Sharp barrier estimates for Bessel bridges
Leandro Chiarini, Ellen Powell
TL;DR
This work delivers sharp barrier estimates for a $d$-dimensional Bessel bridge relative to an affine barrier, providing precise asymptotics for the constrained path probability as the time horizon grows. The authors reduce the affine-barrier problem to a flat-barrier problem through time-inversion and scaling, then obtain a leading-term expression in terms of $\mathcal{P}_{a,b,x}$ and $\widehat{\mathcal{P}}_b(x)$ plus a vanishing error, and they establish non-sharp universal bounds as well. They further explore the behaviour as $a$ and $j$ grow and prove a perturbation result for small concave barrier corrections $h$, yielding a limsup bound with a vanishing relative error.
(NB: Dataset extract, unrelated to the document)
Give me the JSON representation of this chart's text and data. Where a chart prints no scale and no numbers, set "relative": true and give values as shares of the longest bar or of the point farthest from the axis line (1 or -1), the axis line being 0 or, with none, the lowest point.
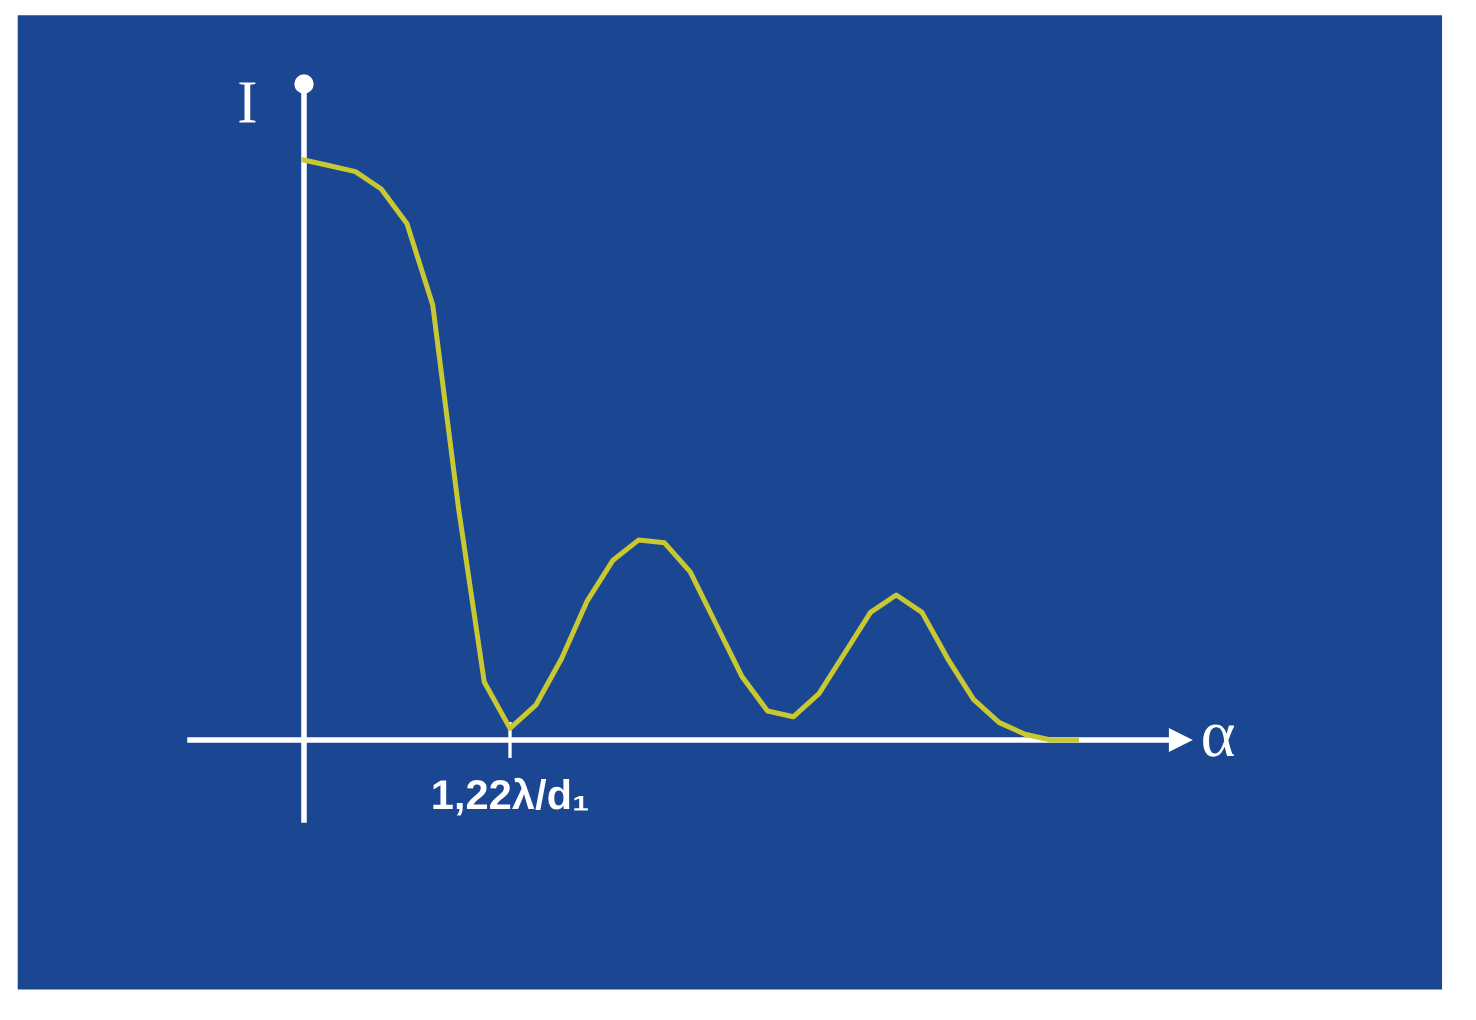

The results illuminate the maxima and extremal behavior of log-correlated systems and have potential applications to models like branching Brownian motion and the planar Gaussian free field, where constrained path probabilities underpin fine-scale extreme value analysis.
Abstract
In this article, we derive precise estimates for the probability that a Bessel bridge of dimension $d \ge 0$ and end points $x$ and $a+bT-j$ stays below the linear barrier $a + bt$ for all $t \in [0,T]$. We identify the leading order term as well as the asymptotic error for this probability as $T\to \infty$, depending on $a,b,j,x$. We also derive the behaviour of such leading term as we allow $a,j\to \infty$, and obtain precise bounds for all error terms. Finally, we establish a complementary result where the linear barrier is perturbed by a small concave function.